À Saint-Malo, Emmanuel Macron a confirmé son projet d’interdire l’accès aux réseaux sociaux « avant 15 ou 16 ans », via une loi déposée « dès janvier ». S’appuyant sur un « consensus scientifique » et sur l’exemple australien, il poursuit sa tournée sur la régulation du numérique, où protection de l’enfance et tentation de contrôle de l’information se mêlent étroitement.
Lors de ce débat organisé avec des lecteurs d’Ouest-France, le président a répété qu’il voulait « imposer à tous les réseaux sociaux la vérification de l’âge », sur le modèle déjà appliqué aux sites pornographiques. Cette nouvelle étape s’inscrit dans le prolongement du « tour de France » présidentiel consacré à « la démocratie à l’épreuve des réseaux sociaux et des algorithmes », entamé à Toulouse, Arras, Mirecourt puis Saint-Malo.
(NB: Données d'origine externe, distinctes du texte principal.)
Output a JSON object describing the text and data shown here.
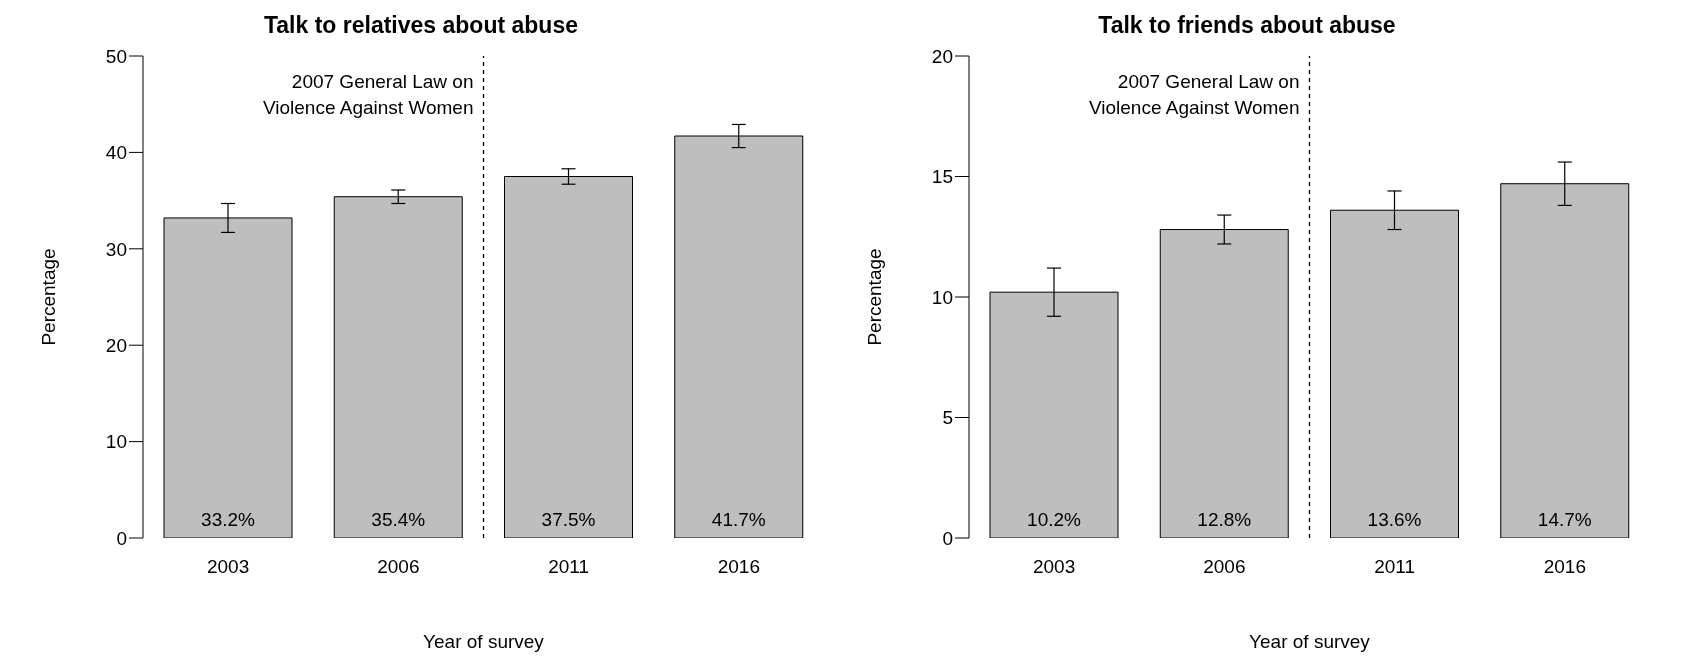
{
  "chart_data": [
    {
      "type": "bar",
      "title": "Talk to relatives about abuse",
      "xlabel": "Year of survey",
      "ylabel": "Percentage",
      "categories": [
        "2003",
        "2006",
        "2011",
        "2016"
      ],
      "values": [
        33.2,
        35.4,
        37.5,
        41.7
      ],
      "errors": [
        1.5,
        0.7,
        0.8,
        1.2
      ],
      "value_labels": [
        "33.2%",
        "35.4%",
        "37.5%",
        "41.7%"
      ],
      "color": "#bebebe",
      "ylim": [
        0,
        50
      ],
      "yticks": [
        0,
        10,
        20,
        30,
        40,
        50
      ],
      "grid": false,
      "legend": false,
      "annotations": [
        "2007 General Law on\nViolence Against Women"
      ]
    },
    {
      "type": "bar",
      "title": "Talk to friends about abuse",
      "xlabel": "Year of survey",
      "ylabel": "Percentage",
      "categories": [
        "2003",
        "2006",
        "2011",
        "2016"
      ],
      "values": [
        10.2,
        12.8,
        13.6,
        14.7
      ],
      "errors": [
        1.0,
        0.6,
        0.8,
        0.9
      ],
      "value_labels": [
        "10.2%",
        "12.8%",
        "13.6%",
        "14.7%"
      ],
      "color": "#bebebe",
      "ylim": [
        0,
        20
      ],
      "yticks": [
        0,
        5,
        10,
        15,
        20
      ],
      "grid": false,
      "legend": false,
      "annotations": [
        "2007 General Law on\nViolence Against Women"
      ]
    }
  ]
}
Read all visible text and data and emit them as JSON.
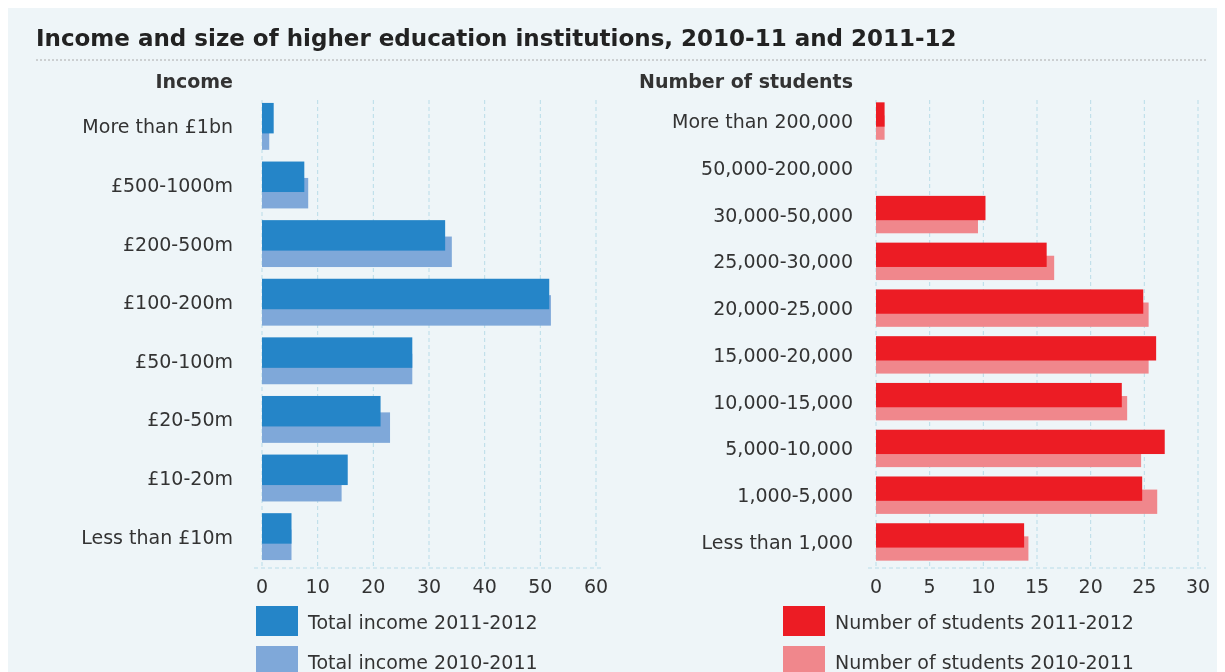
{
  "chart_data": [
    {
      "type": "bar",
      "orientation": "horizontal",
      "title": "Income and size of higher education institutions, 2010-11 and 2011-12",
      "ylabel": "Income",
      "categories": [
        "More than £1bn",
        "£500-1000m",
        "£200-500m",
        "£100-200m",
        "£50-100m",
        "£20-50m",
        "£10-20m",
        "Less than £10m"
      ],
      "series": [
        {
          "name": "Total income 2011-2012",
          "color": "#2585c8",
          "values": [
            2.1,
            7.6,
            32.9,
            51.6,
            27.0,
            21.3,
            15.4,
            5.3
          ]
        },
        {
          "name": "Total income 2010-2011",
          "color": "#7fa8d9",
          "values": [
            1.3,
            8.3,
            34.1,
            51.9,
            27.0,
            23.0,
            14.3,
            5.3
          ]
        }
      ],
      "xlim": [
        0,
        60
      ],
      "xticks": [
        0,
        10,
        20,
        30,
        40,
        50,
        60
      ],
      "grid": "x",
      "legend": "bottom"
    },
    {
      "type": "bar",
      "orientation": "horizontal",
      "ylabel": "Number of students",
      "categories": [
        "More than 200,000",
        "50,000-200,000",
        "30,000-50,000",
        "25,000-30,000",
        "20,000-25,000",
        "15,000-20,000",
        "10,000-15,000",
        "5,000-10,000",
        "1,000-5,000",
        "Less than 1,000"
      ],
      "series": [
        {
          "name": "Number of students 2011-2012",
          "color": "#ec1c24",
          "values": [
            0.8,
            null,
            10.2,
            15.9,
            24.9,
            26.1,
            22.9,
            26.9,
            24.8,
            13.8
          ]
        },
        {
          "name": "Number of students 2010-2011",
          "color": "#f0878c",
          "values": [
            0.8,
            null,
            9.5,
            16.6,
            25.4,
            25.4,
            23.4,
            24.7,
            26.2,
            14.2
          ]
        }
      ],
      "xlim": [
        0,
        30
      ],
      "xticks": [
        0,
        5,
        10,
        15,
        20,
        25,
        30
      ],
      "grid": "x",
      "legend": "bottom"
    }
  ]
}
De la labellisation des médias à l’interdiction des réseaux
Après avoir défendu, en novembre, l’idée d’un label pour distinguer les « bons » médias des autres, Emmanuel Macron se pose désormais en protecteur des mineurs face aux plateformes. L’idée n’est pas nouvelle, sur ses réseaux sociaux, il écrivait déjà le 1ᵉʳ mai 2024 : « Déterminer le bon usage des écrans pour nos enfants, à la maison comme en classe » était l’objet de la commission d’experts « écrans » qu’il avait installée à l’Élysée. Le rapport de cette commission recommandait notamment : « pas d’accès aux réseaux sociaux avant quinze ans ».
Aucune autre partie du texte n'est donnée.